All comments submitted to the Secretary will be posted on the Dept’s website
 
Help us to Prevent:
  • Racial Injustice - to Quebec’s Indigenous Peoples’ survival by preventing hunting and fishing
  • Environmental Injustice to Hudson River, drinkable water for people of the Hudson 7 (The 7 communities along the Hudson River who get their drinking water from the Hudson River)
  • Economic Injustice -keep our energy jobs and dollars in NYS, not export to another country; we have and are developing renewable energy sources to supply our energy needs
 
**Draft Comments** (feel free to copy/paste)
 
Dear Secretary Michelle L. Phillips, 
 
As you evaluate the Tier 4 contracts submitted to you by the New York State Energy Research and Development Authority, I urge you to consider economic value, benefits to NYS, ecological protection, and human rights and reject the contract with the Champlain-Hudson Power Express and HydroQuebec US. Instead, you should approve the contract with Clean Path NY and open a new Tier 4 solicitation to bring in-state renewable energy to Zone J. 
 
The CHPE/HQUS project is concerning from an indigenous rights perspective, as several First Nations have requested that US states not contract with HydroQuebec until it compensates them for harm to their traditional territories and lifeways.[1] It also represents a major ecological disruption to the Hudson River, an important estuarine waterway that seven towns rely on for clean drinking water. 
 
But beyond concerns about the broader project, the contract itself is weak, difficult to enforce, and threatens to undermine the purpose of Tier 4. 
 
  • The CHPE/HQUS contract can’t enforce clean energy promises. It both eliminates the  Supplier Energy Baseline and is overly flexible about the amount and timing of delivery, which together risk forcing New Yorkers to pay extra for power that would be in our state anyways. 

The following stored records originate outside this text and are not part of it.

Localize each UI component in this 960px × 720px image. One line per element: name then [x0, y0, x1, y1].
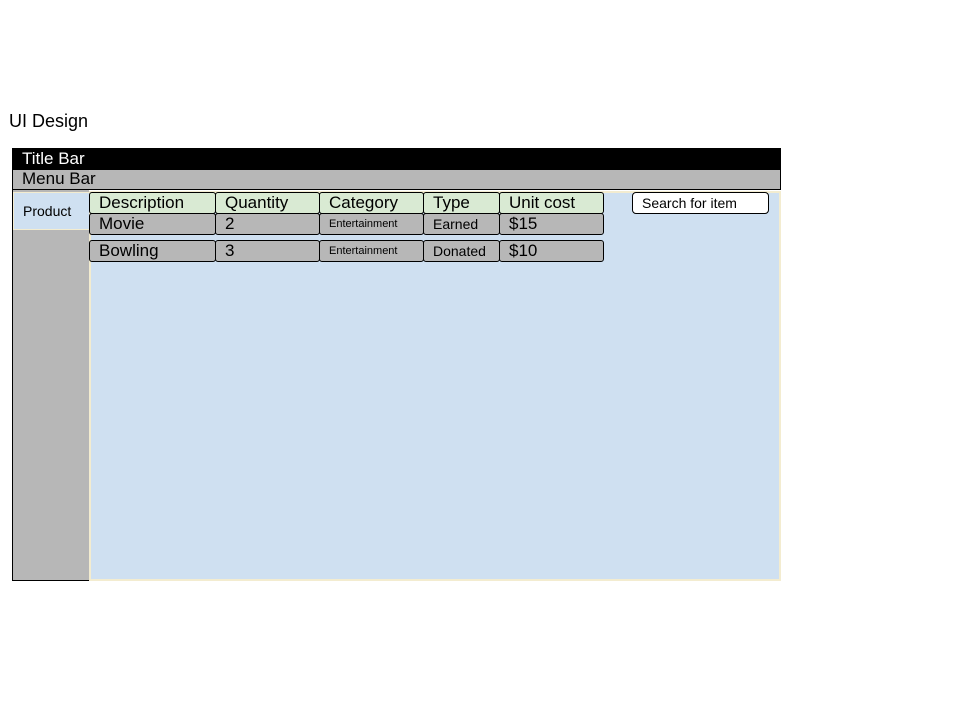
title-bar: Title Bar	[12, 148, 781, 170]
sidebar: Product	[12, 190, 90, 581]
cell-unit-cost[interactable]: $10	[499, 240, 604, 262]
page-heading: UI Design	[9, 111, 89, 131]
sidebar-item-product[interactable]: Product	[13, 192, 90, 230]
column-header-quantity[interactable]: Quantity	[215, 192, 320, 214]
cell-category[interactable]: Entertainment	[319, 213, 424, 235]
cell-quantity[interactable]: 2	[215, 213, 320, 235]
cell-type[interactable]: Earned	[423, 213, 500, 235]
cell-quantity[interactable]: 3	[215, 240, 320, 262]
cell-unit-cost[interactable]: $15	[499, 213, 604, 235]
cell-category[interactable]: Entertainment	[319, 240, 424, 262]
menu-bar[interactable]: Menu Bar	[12, 170, 781, 190]
column-header-description[interactable]: Description	[89, 192, 216, 214]
cell-type[interactable]: Donated	[423, 240, 500, 262]
cell-description[interactable]: Bowling	[89, 240, 216, 262]
column-header-category[interactable]: Category	[319, 192, 424, 214]
column-header-unit-cost[interactable]: Unit cost	[499, 192, 604, 214]
page: UI Design Title Bar Menu Bar Product Des…	[0, 0, 960, 720]
cell-description[interactable]: Movie	[89, 213, 216, 235]
search-input[interactable]	[632, 192, 769, 214]
column-header-type[interactable]: Type	[423, 192, 500, 214]
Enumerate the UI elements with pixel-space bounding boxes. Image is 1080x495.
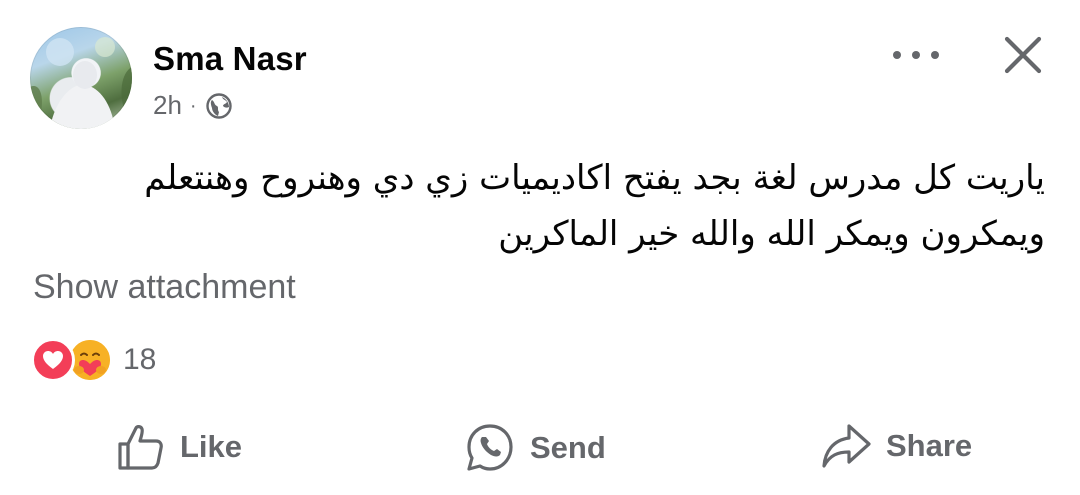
reactions-summary[interactable]: 18 [31, 337, 156, 383]
thumbs-up-icon [118, 425, 163, 470]
post-text: ياريت كل مدرس لغة بجد يفتح اكاديميات زي … [55, 150, 1045, 262]
author-name[interactable]: Sma Nasr [153, 40, 307, 78]
whatsapp-icon [467, 424, 513, 471]
show-attachment-link[interactable]: Show attachment [33, 268, 296, 307]
post-meta: 2h · [153, 90, 233, 121]
send-label: Send [530, 430, 606, 465]
share-button[interactable]: Share [820, 422, 972, 470]
post-text-line: ياريت كل مدرس لغة بجد يفتح اكاديميات زي … [144, 158, 1045, 198]
love-reaction-icon [31, 338, 75, 382]
post-time[interactable]: 2h [153, 90, 182, 121]
share-label: Share [886, 428, 973, 463]
close-icon[interactable] [1003, 35, 1043, 75]
send-button[interactable]: Send [464, 422, 606, 474]
globe-icon[interactable] [205, 92, 233, 120]
action-bar: Like Send Share [0, 410, 1080, 490]
facebook-post: Sma Nasr 2h · ياريت كل مدرس لغة بجد يفتح… [0, 0, 1080, 495]
author-avatar[interactable] [30, 27, 132, 129]
like-label: Like [180, 429, 243, 464]
share-arrow-icon [822, 424, 871, 468]
meta-separator: · [189, 94, 197, 117]
more-horizontal-icon[interactable] [893, 43, 939, 67]
post-text-line: ويمكرون ويمكر الله والله خير الماكرين [498, 214, 1045, 254]
like-button[interactable]: Like [116, 422, 242, 472]
reaction-count: 18 [123, 343, 157, 376]
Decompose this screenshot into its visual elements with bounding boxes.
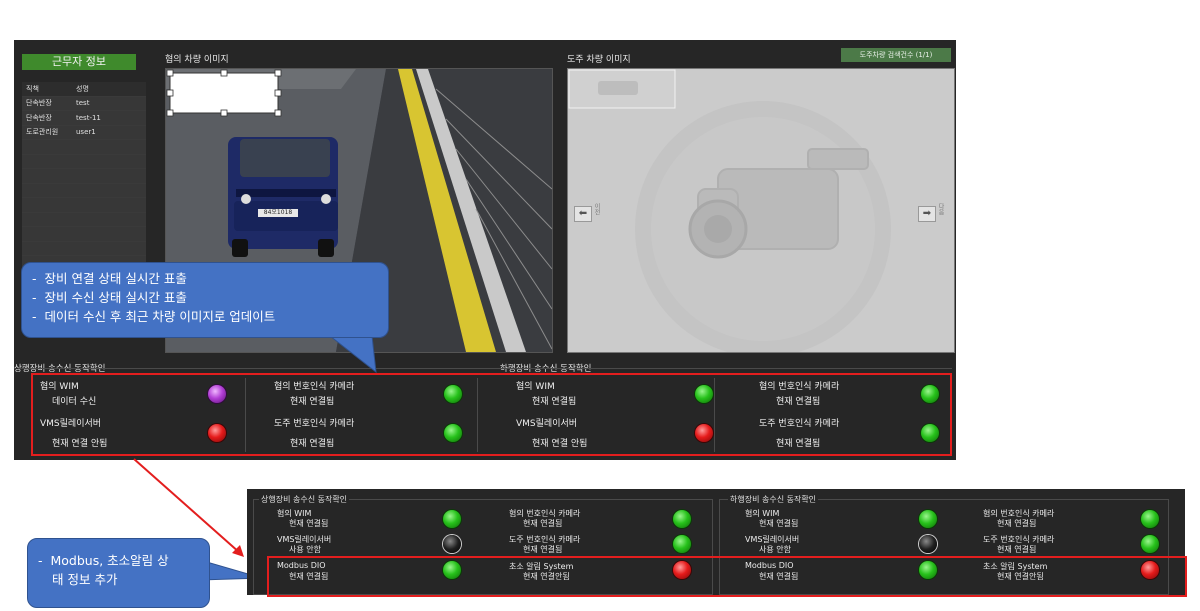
down-wim-status: 현재 연결됨 (759, 519, 799, 528)
callout-modbus-added: - Modbus, 초소알림 상 태 정보 추가 (27, 538, 210, 608)
up-suspect-camera-status: 현재 연결됨 (523, 519, 563, 528)
up-wim-status: 현재 연결됨 (289, 519, 329, 528)
up-suspect-camera-led (673, 510, 691, 528)
up-vms-led (443, 535, 461, 553)
down-vms-led (919, 535, 937, 553)
callout-line: - 장비 수신 상태 실시간 표출 (32, 290, 187, 305)
down-suspect-camera-status: 현재 연결됨 (997, 519, 1037, 528)
down-escape-camera-status: 현재 연결됨 (997, 545, 1037, 554)
up-escape-camera-status: 현재 연결됨 (523, 545, 563, 554)
callout-realtime-status: - 장비 연결 상태 실시간 표출 - 장비 수신 상태 실시간 표출 - 데이… (21, 262, 389, 338)
up-vms-status: 사용 안함 (289, 545, 321, 554)
callout-line: 태 정보 추가 (52, 572, 118, 587)
new-status-highlight-box (267, 556, 1187, 597)
down-status-title: 하행장비 송수신 동작확인 (728, 494, 819, 505)
callout-line: - Modbus, 초소알림 상 (38, 553, 169, 568)
callout-line: - 장비 연결 상태 실시간 표출 (32, 271, 187, 286)
callout-line: - 데이터 수신 후 최근 차량 이미지로 업데이트 (32, 309, 276, 324)
down-suspect-camera-led (1141, 510, 1159, 528)
up-status-title: 상행장비 송수신 동작확인 (259, 494, 350, 505)
down-wim-led (919, 510, 937, 528)
up-wim-led (443, 510, 461, 528)
up-escape-camera-led (673, 535, 691, 553)
down-vms-status: 사용 안함 (759, 545, 791, 554)
down-escape-camera-led (1141, 535, 1159, 553)
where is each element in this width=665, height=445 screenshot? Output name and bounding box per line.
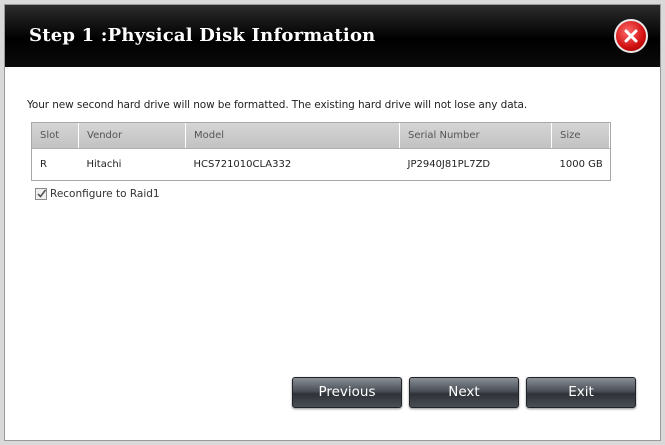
column-header-slot[interactable]: Slot <box>32 123 79 149</box>
cell-slot: R <box>40 158 47 170</box>
cell-vendor: Hitachi <box>86 158 122 170</box>
previous-button[interactable]: Previous <box>292 377 402 408</box>
column-header-size[interactable]: Size <box>551 123 610 149</box>
disk-table: Slot Vendor Model Serial Number Size R H… <box>31 122 611 181</box>
cell-model: HCS721010CLA332 <box>193 158 292 170</box>
cell-serial-number: JP2940J81PL7ZD <box>407 158 491 170</box>
dialog-title: Step 1 :Physical Disk Information <box>29 25 376 46</box>
checkmark-icon <box>37 189 47 198</box>
table-header-row: Slot Vendor Model Serial Number Size <box>32 123 610 149</box>
cell-size: 1000 GB <box>559 158 603 170</box>
close-icon <box>624 29 638 43</box>
exit-button[interactable]: Exit <box>526 377 636 408</box>
next-button[interactable]: Next <box>409 377 519 408</box>
table-row[interactable]: R Hitachi HCS721010CLA332 JP2940J81PL7ZD… <box>32 149 610 180</box>
close-button[interactable] <box>614 19 648 53</box>
column-header-vendor[interactable]: Vendor <box>78 123 186 149</box>
format-warning-message: Your new second hard drive will now be f… <box>27 99 528 111</box>
reconfigure-raid1-label: Reconfigure to Raid1 <box>50 188 160 200</box>
reconfigure-raid1-checkbox[interactable] <box>35 188 47 200</box>
physical-disk-dialog: Step 1 :Physical Disk Information Your n… <box>4 4 661 441</box>
dialog-titlebar: Step 1 :Physical Disk Information <box>5 5 660 67</box>
column-header-serial-number[interactable]: Serial Number <box>399 123 552 149</box>
column-header-model[interactable]: Model <box>185 123 400 149</box>
reconfigure-raid1-option[interactable]: Reconfigure to Raid1 <box>35 186 160 202</box>
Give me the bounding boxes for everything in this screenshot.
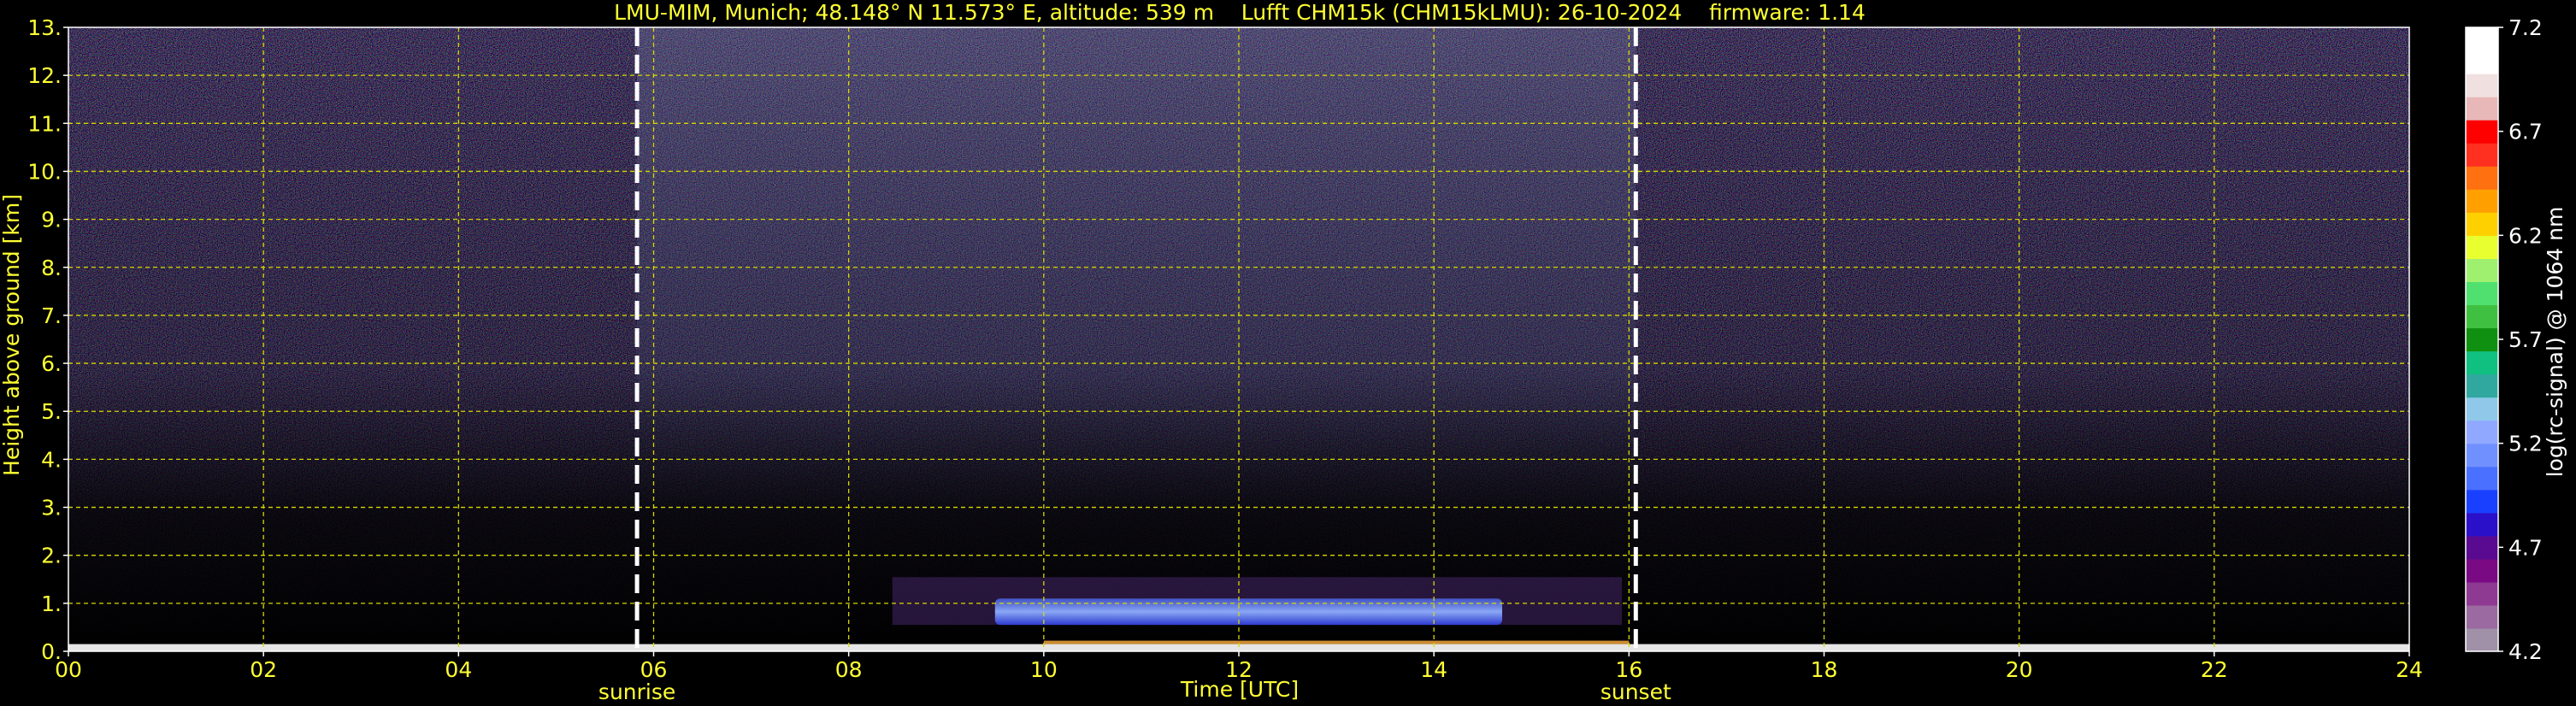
colorbar-segment — [2466, 50, 2498, 74]
x-tick-label: 22 — [2201, 657, 2228, 682]
y-tick-label: 3. — [41, 496, 62, 521]
colorbar-segment — [2466, 558, 2498, 583]
x-tick-label: 14 — [1420, 657, 1447, 682]
colorbar-segment — [2466, 627, 2498, 652]
y-tick-label: 10. — [27, 159, 62, 184]
x-tick-label: 18 — [1811, 657, 1838, 682]
ceilometer-chart: sunrise sunset 00 02 04 06 08 10 12 14 16 18 20 22 24… — [0, 0, 2567, 704]
colorbar-segment — [2466, 466, 2498, 491]
colorbar-segment — [2466, 512, 2498, 537]
x-tick-label: 06 — [640, 657, 668, 682]
x-tick-label: 16 — [1615, 657, 1642, 682]
colorbar-segment — [2466, 97, 2498, 121]
colorbar-tick-label: 6.7 — [2508, 120, 2543, 144]
y-tick-label: 4. — [41, 447, 62, 472]
colorbar-segment — [2466, 166, 2498, 190]
colorbar-segment — [2466, 443, 2498, 468]
colorbar-segment — [2466, 258, 2498, 283]
chart-title: LMU-MIM, Munich; 48.148° N 11.573° E, al… — [614, 0, 1866, 25]
colorbar-segment — [2466, 374, 2498, 398]
y-tick-label: 8. — [41, 256, 62, 280]
y-tick-label: 2. — [41, 544, 62, 568]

  • Under the proposed contract, CHPE/HQUS may not deliver on greenhouse gas emissions reductions. The contract lacks the guardrails needed to ensure region-wide greenhouse gas reductions, by counting energy savings in Quebec and allowing up to eight years’ worth of dirtier energy than promised. Without strong standards for these reductions, we cannot be assured that we would meet our targets and avert the worst of climate change. 
  • The CHPE/HQUS contract ignores the program standards that NYSERDA itself recognized would provide the best benefits to New Yorkers. With no explanation, NYSERDA identified but then declined to consider policy factors - like support of in-state renewables and facilitating shutting down of dirty energy - that would support other instate transmission projects over the CHPE. 
This contract does not meet the standards set by the PSC for the Clean Energy Standard and it is not in the interest of New Yorkers. It must be rejected. 
 
[1]  The nations include the Akitamekw First Nation of Wemotaci, the Pessamit Innu Nation, the Innu Nation of Labrador, the Anishnabeg First Nation of Lac Simon, the Anishnabeg First Nation of Pikogan, and the Anishnabeg First Nation of Kitcisakik.